The hotel has a long and impressive history; It has been an inn for over 250 years, standing at one of the great crossroads of Ireland- about halfway between Cork and Dublin, the 'unofficial' and 'official' capitals of the nation.
It boasts a leisure centre, spa and giftshop, as well as a cafe and dining room. It's apparently very popular as a location for conferences- Coca Cola were clearly having a session there on the day I departed, and the conference facilities, according to what I glimpsed, were impressive and well equipped.

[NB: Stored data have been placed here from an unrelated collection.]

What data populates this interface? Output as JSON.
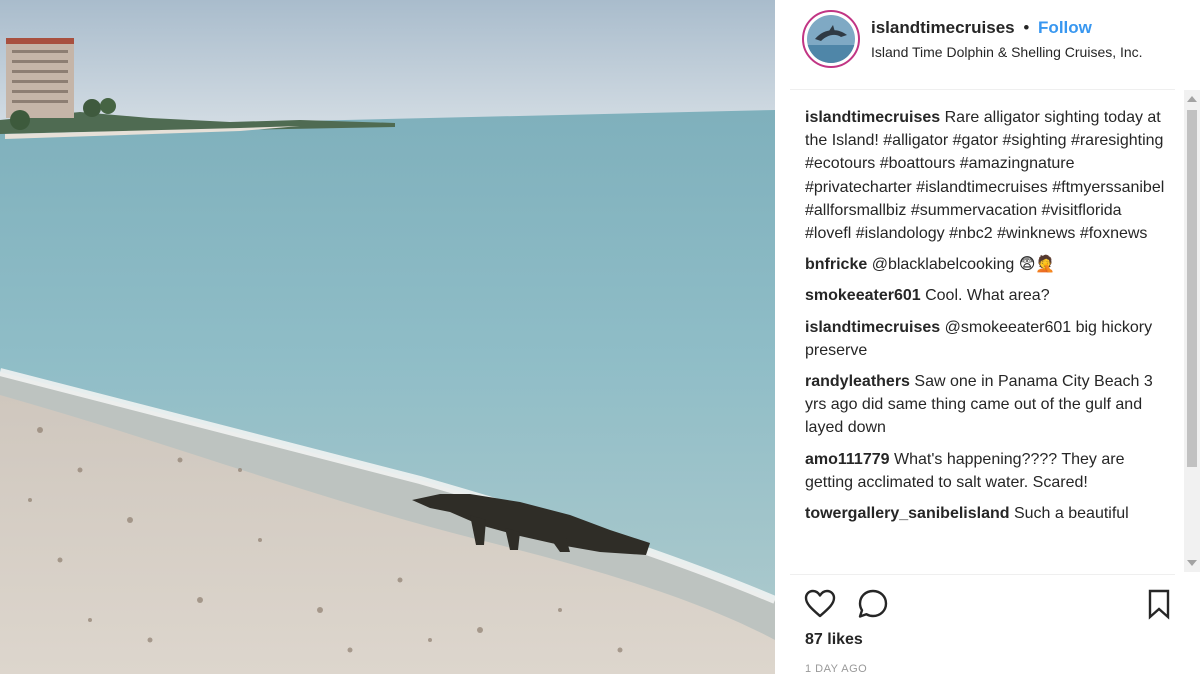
{
  "post": {
    "username": "islandtimecruises",
    "separator": "•",
    "follow_label": "Follow",
    "location": "Island Time Dolphin & Shelling Cruises, Inc."
  },
  "comments": [
    {
      "user": "islandtimecruises",
      "text": "Rare alligator sighting today at the Island! #alligator #gator #sighting #raresighting #ecotours #boattours #amazingnature #privatecharter #islandtimecruises #ftmyerssanibel #allforsmallbiz #summervacation #visitflorida #lovefl #islandology #nbc2 #winknews #foxnews"
    },
    {
      "user": "bnfricke",
      "text": "@blacklabelcooking 😨🤦"
    },
    {
      "user": "smokeeater601",
      "text": "Cool. What area?"
    },
    {
      "user": "islandtimecruises",
      "text": "@smokeeater601 big hickory preserve"
    },
    {
      "user": "randyleathers",
      "text": "Saw one in Panama City Beach 3 yrs ago did same thing came out of the gulf and layed down"
    },
    {
      "user": "amo111779",
      "text": "What's happening???? They are getting acclimated to salt water. Scared!"
    },
    {
      "user": "towergallery_sanibelisland",
      "text": "Such a beautiful"
    }
  ],
  "actions": {
    "like_icon": "heart-outline-icon",
    "comment_icon": "speech-bubble-icon",
    "save_icon": "bookmark-icon"
  },
  "likes_label": "87 likes",
  "timestamp": "1 DAY AGO",
  "colors": {
    "follow": "#3897f0",
    "text": "#262626",
    "avatar_ring": "#c13584"
  }
}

It also boasts a proud Irish history- Wolfe Tone and his United Irishmen met there in the 1700s and a copy of the Belfast Agreement is near the cafe, which I admit served a very nice latte. It also served various cakes and teas that looked nice, had I not been so tired!
A wander through the little giftshop on the grounds was a pleasure- a lot of the items weren't really my thing, horse related and so forth, but they were very cute. There was nice jewellery and a few scarves, in addition to cups, plates, and gardening equipment. The 'Bakery' in the foyer also sold gourmet items that were tasty looking, as well as fresh rolls and pastries.
Had a small meal and settled in for the evening, watching a little TV- easy to work, which some aren't. Comfortable bed, but what I suspect was a generator outside hummed until very late- keeping me awake and ensuring that I had to keep the window shut. I believe it may have been something to do with being located near the kitchen, but it was irritating, especially when one likes fresh air. I'm very much not one for sitting in a stuffy room (something which drives people at work insane- just as the demand to have the heater on drives me mad) so this didn't sit well.
Breakfast the next morning was very nice- some fresh fruit wouldn't have gone astray but the service was friendly and warm, the coffee nice and the selection impressive.
A nice hotel if passing through or holding a meeting, but I needed sleep. I would return, but would ask for a room away from the carpack.